(TheRedWire.com) – Robert F. Kennedy, Jr., a notable figure with connections to a prominent Catholic family, recently spoke on ‘Jesse Watters Primetime’ about a contentious issue. A conservative watchdog group, Judicial Watch, disclosed nearly 100 pages of FBI documents. These documents purportedly reveal that the FBI’s surveillance and targeting of Catholic churches were more extensive than previously acknowledged.
Judicial Watch’s press release highlighted discrepancies in FBI Director Christopher Wray’s statements to Congress, suggesting a broader scope of review within the FBI. This revelation comes from a Freedom of Information Act (FOIA) request concerning an internal FBI memo leaked earlier in the year. The memo, originating from the FBI’s Richmond office, indicated efforts to categorize Catholics as potential terrorists, sparking immediate Republican criticism.

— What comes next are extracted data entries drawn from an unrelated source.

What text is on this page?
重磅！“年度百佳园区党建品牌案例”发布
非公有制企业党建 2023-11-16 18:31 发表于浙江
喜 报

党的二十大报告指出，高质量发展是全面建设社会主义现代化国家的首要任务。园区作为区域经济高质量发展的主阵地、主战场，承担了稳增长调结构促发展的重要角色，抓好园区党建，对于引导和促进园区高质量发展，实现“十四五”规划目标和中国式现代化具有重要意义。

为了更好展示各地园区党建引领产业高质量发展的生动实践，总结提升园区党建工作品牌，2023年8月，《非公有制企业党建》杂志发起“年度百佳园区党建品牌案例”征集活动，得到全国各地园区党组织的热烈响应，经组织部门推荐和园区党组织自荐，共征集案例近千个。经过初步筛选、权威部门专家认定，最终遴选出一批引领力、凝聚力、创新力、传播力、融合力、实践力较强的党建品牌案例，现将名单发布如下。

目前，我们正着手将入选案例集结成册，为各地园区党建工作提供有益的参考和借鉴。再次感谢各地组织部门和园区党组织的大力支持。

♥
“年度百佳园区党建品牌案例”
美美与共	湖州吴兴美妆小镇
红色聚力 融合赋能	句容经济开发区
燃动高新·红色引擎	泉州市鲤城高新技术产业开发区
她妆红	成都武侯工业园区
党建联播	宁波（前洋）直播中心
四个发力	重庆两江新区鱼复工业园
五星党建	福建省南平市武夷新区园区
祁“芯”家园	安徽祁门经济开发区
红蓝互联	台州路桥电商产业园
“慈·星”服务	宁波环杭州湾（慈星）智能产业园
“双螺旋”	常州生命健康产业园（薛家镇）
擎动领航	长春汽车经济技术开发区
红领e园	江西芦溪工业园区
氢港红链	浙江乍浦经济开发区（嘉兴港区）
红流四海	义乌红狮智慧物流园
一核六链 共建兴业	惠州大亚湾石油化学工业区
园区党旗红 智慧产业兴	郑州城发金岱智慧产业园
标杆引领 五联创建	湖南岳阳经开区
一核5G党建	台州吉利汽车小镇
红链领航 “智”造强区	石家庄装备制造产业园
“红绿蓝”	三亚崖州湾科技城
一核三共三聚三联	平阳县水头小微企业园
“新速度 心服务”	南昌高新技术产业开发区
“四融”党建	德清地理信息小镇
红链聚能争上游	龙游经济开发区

The memo, titled “Interest of Racially or Ethnically Motivated Violent Extremists in Radical-Traditionalist Catholic Ideology Almost Certainly Presents New Mitigation Opportunities,” was criticized for labeling “radical-traditionalist Catholic[s]” as potential extremists. Initially, The FBI maintained that this memo was an isolated incident from a single field office.
In response to the leak, the FBI stated to Fox News Digital that they removed the document from their systems and reviewed its basis. They emphasized that the memo did not reflect the FBI’s standards and denied targeting Catholics specifically.
However, Judicial Watch argues that the newly released documents contradict the FBI’s stance, indicating a more widespread operation involving high-level approval within the agency. President of Judicial Watch, Tom Fitton, called for a criminal inquiry into this matter, suggesting that the issue was more significant than the FBI had admitted.
The documents include communications among FBI officials from various field offices, raising questions about the extent of the operation. Republicans, including Chairman Jim Jordan and Rep. Mike Johnson, have echoed these concerns, suggesting a broader infringement on First Amendment rights.
An FBI spokesperson refuted these allegations, asserting that the internal review found no intent to target Catholics or any other religious group and that the FBI upholds constitutional rights, including freedom of religion. The spokesperson emphasized that the FBI investigates acts of violence and federal law violations, not religious practices.